Distinguish the pathological features of all variants of invasive breast cancer. 

Invasive ductal carcinoma

most common breast cancer

gross: gray, gritty, hard, irregular, stellate

micro: cords and nests of tumor cells

39

Distinguish the pathological features of all variants of invasive breast cancer.

Infiltrating lobular carcinoma

gross: no mass lesion, excised tissue may look normal

micro: small cells that infiltrate stroma in single file, abnormal cells can grow in a target like fashion around ducts

more often multicentric, bilateral, ER positive

40

Distinguish the pathological features of all variants of invasive breast cancer.

Tubular carcinoma

well-formed tubular structures that infiltrate stroma

low-grade cuboidal or columnar cells w/ atypical cytoplasmic protrusions 

41

Distinguish the pathological features of all variants of invasive breast cancer.

Mucinous carcinoma

gross: well-circumscribed, gelatinous

micro: nests of tumors dispersed in pools of mucus

42

Profile a luminal A breast cancer 

begin in the luminal lining of mammary ducts, best prognosis, lowest recurrence, tender to be ER+ but HER2-

43

Profile a luminal B breast cancer

begin in the luminal lining, ER+, HER2-

unlike luminal A: younger pts, worse grade, larger, often positive nodes

44

Profile a triple negative breast cancer

tend to be dx in younger pts

aggressive 

BRCA-1 cancers tend to be triple negative

45

Profile a HER2 breast cancer

tend to be worse tumor grade, have positive lymph nodes, negative ER/PR, affect younger women; interestingly, can be HER2 negative

46

For breast cancer, is breast-conserving therapy better or worse in terms of survival when compared to mastectomy?

both are equivalent

47

Breast-conserving therapy should not be recommended for...

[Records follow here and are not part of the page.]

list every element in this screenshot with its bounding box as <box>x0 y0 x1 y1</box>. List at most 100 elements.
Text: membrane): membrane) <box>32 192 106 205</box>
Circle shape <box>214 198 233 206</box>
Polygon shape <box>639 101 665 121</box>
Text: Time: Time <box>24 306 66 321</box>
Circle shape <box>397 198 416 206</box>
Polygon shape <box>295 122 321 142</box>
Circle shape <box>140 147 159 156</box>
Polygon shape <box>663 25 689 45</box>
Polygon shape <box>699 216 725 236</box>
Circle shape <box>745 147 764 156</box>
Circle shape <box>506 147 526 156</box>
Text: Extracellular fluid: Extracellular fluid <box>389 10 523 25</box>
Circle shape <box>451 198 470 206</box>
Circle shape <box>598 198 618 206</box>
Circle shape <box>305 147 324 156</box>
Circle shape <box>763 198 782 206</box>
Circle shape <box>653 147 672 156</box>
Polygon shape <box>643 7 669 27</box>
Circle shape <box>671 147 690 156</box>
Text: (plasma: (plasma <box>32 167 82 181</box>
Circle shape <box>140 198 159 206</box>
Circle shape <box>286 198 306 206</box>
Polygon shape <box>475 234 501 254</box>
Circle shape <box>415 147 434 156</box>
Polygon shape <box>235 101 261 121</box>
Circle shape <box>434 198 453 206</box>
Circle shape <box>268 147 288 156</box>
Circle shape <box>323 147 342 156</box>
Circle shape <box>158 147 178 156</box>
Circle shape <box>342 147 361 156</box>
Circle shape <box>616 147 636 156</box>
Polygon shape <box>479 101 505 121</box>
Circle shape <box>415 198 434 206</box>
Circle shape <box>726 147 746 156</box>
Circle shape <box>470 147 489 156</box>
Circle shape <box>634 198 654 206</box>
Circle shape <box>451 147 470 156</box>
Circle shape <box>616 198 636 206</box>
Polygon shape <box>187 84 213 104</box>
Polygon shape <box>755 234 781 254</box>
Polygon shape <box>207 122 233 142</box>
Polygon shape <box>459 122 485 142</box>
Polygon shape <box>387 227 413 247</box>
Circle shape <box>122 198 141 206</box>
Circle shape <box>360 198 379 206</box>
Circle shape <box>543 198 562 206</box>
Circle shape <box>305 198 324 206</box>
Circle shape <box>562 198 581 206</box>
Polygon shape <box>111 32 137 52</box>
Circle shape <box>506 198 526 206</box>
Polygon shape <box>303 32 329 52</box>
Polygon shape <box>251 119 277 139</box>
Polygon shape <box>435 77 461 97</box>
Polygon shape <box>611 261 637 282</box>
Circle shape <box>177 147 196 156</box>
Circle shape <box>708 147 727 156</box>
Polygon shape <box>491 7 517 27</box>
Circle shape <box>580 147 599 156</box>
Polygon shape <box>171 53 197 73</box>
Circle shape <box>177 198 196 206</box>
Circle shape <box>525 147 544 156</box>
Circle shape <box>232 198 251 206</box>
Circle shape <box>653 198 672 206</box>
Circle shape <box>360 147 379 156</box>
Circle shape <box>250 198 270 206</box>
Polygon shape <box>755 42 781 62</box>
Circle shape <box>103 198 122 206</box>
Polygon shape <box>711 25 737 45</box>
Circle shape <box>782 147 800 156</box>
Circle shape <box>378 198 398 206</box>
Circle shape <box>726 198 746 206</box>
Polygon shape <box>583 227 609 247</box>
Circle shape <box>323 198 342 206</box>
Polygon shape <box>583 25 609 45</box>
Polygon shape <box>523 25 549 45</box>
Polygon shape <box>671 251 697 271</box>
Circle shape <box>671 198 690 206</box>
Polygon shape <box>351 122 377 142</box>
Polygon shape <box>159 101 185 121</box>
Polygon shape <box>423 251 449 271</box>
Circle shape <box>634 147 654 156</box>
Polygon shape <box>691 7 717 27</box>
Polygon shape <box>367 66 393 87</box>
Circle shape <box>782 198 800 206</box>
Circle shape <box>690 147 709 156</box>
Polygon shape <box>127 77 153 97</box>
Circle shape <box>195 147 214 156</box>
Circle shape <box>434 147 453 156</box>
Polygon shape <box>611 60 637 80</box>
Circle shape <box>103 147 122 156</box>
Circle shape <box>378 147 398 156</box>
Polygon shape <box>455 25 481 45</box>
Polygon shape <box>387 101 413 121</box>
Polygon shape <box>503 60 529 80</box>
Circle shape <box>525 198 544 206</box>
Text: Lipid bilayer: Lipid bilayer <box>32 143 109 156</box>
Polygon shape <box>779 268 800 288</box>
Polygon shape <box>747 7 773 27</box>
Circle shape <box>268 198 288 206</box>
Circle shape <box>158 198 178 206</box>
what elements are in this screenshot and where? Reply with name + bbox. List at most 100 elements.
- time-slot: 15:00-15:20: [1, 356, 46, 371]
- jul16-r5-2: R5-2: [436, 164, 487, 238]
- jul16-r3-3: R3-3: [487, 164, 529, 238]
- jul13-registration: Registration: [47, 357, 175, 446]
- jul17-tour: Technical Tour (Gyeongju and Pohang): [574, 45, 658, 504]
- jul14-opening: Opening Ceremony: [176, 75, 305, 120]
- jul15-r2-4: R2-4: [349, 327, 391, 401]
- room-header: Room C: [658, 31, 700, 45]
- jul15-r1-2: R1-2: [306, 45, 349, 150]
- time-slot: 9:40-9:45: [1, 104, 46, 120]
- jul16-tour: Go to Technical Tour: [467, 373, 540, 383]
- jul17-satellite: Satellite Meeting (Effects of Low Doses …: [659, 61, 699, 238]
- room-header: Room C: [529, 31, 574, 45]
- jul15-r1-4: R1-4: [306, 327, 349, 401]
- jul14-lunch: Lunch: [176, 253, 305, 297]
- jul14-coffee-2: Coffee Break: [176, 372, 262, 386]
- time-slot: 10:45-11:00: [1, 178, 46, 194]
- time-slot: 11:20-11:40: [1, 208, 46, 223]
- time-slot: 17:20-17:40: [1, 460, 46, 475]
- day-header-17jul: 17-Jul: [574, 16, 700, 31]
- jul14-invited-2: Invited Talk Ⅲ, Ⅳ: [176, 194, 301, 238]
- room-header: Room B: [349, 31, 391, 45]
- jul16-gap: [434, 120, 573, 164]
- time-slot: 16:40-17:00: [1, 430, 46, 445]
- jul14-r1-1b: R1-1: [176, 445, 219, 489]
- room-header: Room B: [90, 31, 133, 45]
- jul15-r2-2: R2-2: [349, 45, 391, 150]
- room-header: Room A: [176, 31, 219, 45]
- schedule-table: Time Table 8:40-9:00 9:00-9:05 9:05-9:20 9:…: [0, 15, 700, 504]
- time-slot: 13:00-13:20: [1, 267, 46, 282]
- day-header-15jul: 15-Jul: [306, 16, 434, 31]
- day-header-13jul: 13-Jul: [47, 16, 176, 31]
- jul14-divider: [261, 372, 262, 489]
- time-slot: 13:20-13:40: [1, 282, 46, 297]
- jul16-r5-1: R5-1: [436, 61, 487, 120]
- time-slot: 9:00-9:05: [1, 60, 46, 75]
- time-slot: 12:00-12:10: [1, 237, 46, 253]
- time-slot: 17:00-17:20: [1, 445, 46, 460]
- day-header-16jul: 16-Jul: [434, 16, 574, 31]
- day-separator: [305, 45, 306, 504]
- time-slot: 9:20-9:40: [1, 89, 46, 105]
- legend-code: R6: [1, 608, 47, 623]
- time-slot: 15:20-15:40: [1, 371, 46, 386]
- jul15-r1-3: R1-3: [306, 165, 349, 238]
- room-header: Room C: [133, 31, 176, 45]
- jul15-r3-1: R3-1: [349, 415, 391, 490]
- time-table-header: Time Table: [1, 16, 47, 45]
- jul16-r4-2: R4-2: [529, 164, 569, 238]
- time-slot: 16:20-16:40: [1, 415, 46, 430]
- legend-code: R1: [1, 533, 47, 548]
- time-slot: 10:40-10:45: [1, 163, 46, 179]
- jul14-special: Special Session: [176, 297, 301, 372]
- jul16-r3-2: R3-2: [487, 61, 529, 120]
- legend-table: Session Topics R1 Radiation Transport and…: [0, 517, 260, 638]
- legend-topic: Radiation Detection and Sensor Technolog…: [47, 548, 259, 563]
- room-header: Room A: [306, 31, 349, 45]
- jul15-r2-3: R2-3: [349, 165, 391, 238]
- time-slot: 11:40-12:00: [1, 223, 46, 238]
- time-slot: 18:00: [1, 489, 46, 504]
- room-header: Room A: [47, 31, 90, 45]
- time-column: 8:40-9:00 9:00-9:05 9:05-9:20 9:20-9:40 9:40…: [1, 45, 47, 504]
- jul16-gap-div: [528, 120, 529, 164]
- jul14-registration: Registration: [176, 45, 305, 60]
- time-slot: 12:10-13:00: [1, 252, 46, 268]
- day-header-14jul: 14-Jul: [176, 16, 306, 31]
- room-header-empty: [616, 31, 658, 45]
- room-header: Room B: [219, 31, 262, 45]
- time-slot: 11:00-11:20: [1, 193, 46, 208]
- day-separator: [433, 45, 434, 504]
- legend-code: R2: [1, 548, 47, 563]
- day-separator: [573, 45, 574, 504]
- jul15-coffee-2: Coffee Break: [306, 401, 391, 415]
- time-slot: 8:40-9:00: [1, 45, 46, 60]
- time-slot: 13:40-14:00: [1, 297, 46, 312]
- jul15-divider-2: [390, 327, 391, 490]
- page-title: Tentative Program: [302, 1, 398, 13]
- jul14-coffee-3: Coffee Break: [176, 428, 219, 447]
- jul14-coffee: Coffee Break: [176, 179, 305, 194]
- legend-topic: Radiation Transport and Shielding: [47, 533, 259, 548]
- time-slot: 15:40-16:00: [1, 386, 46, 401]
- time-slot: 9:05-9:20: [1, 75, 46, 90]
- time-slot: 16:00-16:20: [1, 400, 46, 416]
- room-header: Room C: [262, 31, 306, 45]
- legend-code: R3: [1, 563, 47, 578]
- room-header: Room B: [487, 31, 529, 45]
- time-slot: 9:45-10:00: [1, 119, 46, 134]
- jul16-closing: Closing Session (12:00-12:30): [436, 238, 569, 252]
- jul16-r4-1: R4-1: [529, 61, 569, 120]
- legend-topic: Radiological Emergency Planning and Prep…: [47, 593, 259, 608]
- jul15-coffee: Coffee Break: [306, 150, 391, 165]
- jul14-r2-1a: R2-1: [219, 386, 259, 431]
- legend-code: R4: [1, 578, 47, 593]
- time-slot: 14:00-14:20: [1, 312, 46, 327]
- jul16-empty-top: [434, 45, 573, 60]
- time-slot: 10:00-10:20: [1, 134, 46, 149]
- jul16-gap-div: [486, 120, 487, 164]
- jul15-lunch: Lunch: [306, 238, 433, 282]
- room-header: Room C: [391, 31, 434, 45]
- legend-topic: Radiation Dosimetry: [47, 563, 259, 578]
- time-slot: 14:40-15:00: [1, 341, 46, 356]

patients who are pregnant, have multicentric disease, a large tumor size in relation to the breast, a prior history of chest radiation, the presence of diffuse malignant calcifications on imaging, or persistent positive margins despite attempts at re-excision. 

48

Patients with suspicious axillary nodes on clinical exam need what before surgery?

axillary ultrasound and biopsy

if positive, do axillary lymph node dissection during surgery

if negative, do sentinel lymph node biopsy

if > 3 nodes positive postop, do completion axillary lymph node dissection

49

In breast cancer patients who get mastectomy, who should get adjuvant radiation

positive deep surgical margins, axillary node disease

50

Based on stage, what is the 5-year survival rate for breast cancer?

  • stage 0-1: ~100%
  • stage 2: 93%
  • stage 3: 72%
  • stage IV: 22%

51

How do you determine the need for systemic adjuvant therapy in breast cancer patients?

tumor characteristics: ER, PR, HER2

52

Do patients with triple-negative breast cancer need systemic adjuvant chemo?

if >0.5 cm

53

Do breast cancer patients that are hormone receptor positive need adjuvant chemo?

Patients with hormone receptor-positive breast cancer should undergo endocrine therapy. Adjuvant chemotherapy is also recommended for cancers with high-risk characteristics including high-grade tumors, tumors larger than 2 cm, positive axillary lymph nodes, and a high 21-gene recurrence score.